FOSTER – Wind turbines appear headed for a townwide ban in Foster after the Planning Board voted 5-1 to change the green energy ordinance to no longer allow the alternate energy sources in town last Wednesday.
The change in the ordinance will go before the Town Council for final approval and public discussion, said Planning Board Chairman Anthony Renzi.
Members of the board, including Renzi, Helen Hardy, Warren Ducharme, Hillary Downes-Fortune and George Sackal voted to prohibit the turbines, while Michael Carpenter voted against the ban.
Assistant Solicitor Joanna Achilles warned that a complete ban may be too restrictive and leave the town open to possible lawsuits from residents wishing to pursue their right to do what they wish with their land. If a person wins a lawsuit over a wind turbine in Foster, she said, it will leave Foster open for whatever a developer wants.
“It’s a very slippery slope, a dangerous one because it takes it completely out of your hands,” Achilles said.
Sackal said it is not in the town’s best interest to open the door for trouble now with the assumption that one day the town might be sued. He said he believes the state is moving more toward off-shore wind turbines, and believes that by the time the town is sued, the state may have worked out the issue on its own.
“Rhode Island says it’s up to the municipalities, up to the towns,” Sackal said.
Sackal provided research, documentation, testimonies and written statements against wind turbines. He said an all-out ban is the best way to go, and the town can deal with potential litigation as it comes.
“Once you let these things up, you have no control over what happens,” he said.
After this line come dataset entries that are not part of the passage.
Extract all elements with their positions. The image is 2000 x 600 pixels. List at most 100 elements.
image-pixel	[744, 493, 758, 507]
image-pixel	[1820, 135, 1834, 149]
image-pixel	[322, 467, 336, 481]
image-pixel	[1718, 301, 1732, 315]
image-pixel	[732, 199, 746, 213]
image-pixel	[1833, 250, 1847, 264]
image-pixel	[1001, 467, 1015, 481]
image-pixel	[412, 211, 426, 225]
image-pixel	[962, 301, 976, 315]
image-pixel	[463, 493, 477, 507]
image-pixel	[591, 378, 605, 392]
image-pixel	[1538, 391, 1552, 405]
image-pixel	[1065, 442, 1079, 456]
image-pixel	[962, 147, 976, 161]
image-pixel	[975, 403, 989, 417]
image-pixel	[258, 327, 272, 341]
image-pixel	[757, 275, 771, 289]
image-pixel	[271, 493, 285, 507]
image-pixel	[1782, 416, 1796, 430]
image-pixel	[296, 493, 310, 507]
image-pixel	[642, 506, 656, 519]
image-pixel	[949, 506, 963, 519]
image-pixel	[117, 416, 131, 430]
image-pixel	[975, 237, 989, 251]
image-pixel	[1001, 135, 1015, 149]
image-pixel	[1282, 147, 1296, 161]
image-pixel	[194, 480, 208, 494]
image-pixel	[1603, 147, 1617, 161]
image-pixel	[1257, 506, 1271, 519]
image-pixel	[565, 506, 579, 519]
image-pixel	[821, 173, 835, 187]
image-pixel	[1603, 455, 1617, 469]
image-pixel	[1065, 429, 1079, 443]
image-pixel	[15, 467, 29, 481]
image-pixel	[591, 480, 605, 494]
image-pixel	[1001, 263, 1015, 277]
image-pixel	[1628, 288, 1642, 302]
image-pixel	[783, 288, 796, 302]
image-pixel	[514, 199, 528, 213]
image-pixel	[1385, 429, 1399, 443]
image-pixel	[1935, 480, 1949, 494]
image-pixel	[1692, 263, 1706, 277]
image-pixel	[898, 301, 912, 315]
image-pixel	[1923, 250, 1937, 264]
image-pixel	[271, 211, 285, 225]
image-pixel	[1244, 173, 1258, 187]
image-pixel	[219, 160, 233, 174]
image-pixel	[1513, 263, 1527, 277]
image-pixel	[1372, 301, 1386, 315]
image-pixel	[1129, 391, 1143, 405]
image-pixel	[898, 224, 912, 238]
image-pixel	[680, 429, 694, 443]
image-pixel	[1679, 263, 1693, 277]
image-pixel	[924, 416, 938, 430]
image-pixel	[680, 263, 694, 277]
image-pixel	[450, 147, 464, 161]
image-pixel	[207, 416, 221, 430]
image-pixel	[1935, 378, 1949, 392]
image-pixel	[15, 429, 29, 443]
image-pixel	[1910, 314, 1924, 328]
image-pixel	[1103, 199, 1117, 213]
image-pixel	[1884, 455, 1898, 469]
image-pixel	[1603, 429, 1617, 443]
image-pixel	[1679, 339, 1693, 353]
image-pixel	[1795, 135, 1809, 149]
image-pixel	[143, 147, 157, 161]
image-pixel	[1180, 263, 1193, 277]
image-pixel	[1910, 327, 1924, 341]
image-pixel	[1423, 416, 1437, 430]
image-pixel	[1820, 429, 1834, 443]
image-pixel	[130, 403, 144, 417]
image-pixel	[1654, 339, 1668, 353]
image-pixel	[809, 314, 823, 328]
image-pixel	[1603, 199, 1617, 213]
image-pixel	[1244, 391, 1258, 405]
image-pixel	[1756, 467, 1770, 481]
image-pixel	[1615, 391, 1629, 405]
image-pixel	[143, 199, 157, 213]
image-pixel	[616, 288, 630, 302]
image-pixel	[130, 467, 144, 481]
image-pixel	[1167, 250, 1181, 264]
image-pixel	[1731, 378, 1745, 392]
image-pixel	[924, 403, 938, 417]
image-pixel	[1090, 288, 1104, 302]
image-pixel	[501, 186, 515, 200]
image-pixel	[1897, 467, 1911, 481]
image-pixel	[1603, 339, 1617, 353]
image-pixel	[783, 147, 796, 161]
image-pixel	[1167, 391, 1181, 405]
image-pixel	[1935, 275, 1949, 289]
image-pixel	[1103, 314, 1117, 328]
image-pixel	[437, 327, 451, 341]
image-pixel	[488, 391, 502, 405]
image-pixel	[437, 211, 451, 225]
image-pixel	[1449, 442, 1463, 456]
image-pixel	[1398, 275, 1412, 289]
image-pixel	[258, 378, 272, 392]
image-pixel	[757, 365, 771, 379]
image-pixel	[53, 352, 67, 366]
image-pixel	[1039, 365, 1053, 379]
Sackal said a ban is the best way to keep the peace in town, adding that other green energy sources, such as solar panels and nuclear power, will still be allowed.
Portsmouth residents at the April 7 meeting spoke about their experiences, complaining about constant noise disturbances, vibrations, and loss in home values from turbines in their neighborhood.
Jayme Souza said her experience with the large wind turbine near Portsmouth High School was one of broken promises that have significantly decreased the quality of life for her family. They live 800 feet from a 364-foot, 1.5-megawatt turbine.
“I can’t read a book in peace and quiet in the house or on the patio. I moved my bedroom. I have anxiety attacks, breakdowns. I take sleeping pills to go to sleep at night from it. It’s a constant sound,” Souza said.
She said even when quiet, the vibrations from the wind turbine keep her up at night. During windy days, Souza says the turbines create a loud roaring sound she says far exceeds the town’s noise ordinance.
Jayme and David Souza also complained about the shadow flicker caused by the rotating propellers of the wind turbines during sunny days that “is worse than a strobe light.” With the massive turbines, such as the one by their home, David said the flicker can reach as far as seven miles.
“I would implore you to really research this before you allow this in your home. This does not belong in a residential neighborhood,” Jayme said.
After living in Portsmouth for more than 30 years, the Souzas opted to sell, but due to the proximity of the turbine, they said they found the house had lost much of its value, and they were unable to attract a buyer.
Portsmouth resident Denise Wilkie said the roar of the turbine on windy days sounds like a large plane coming in close. She said the turbine destroyed her neighborhood. Despite multiple noise complaints, the turbine is not shut down during windy days or during peak flicker, as promised by the developer, said Wilkie.
The problem is with the money involved, said Sackal. Running the turbine during windy days generates more money than paying for a lawsuit, he said.
“That’s the business decision they’re making,” he said.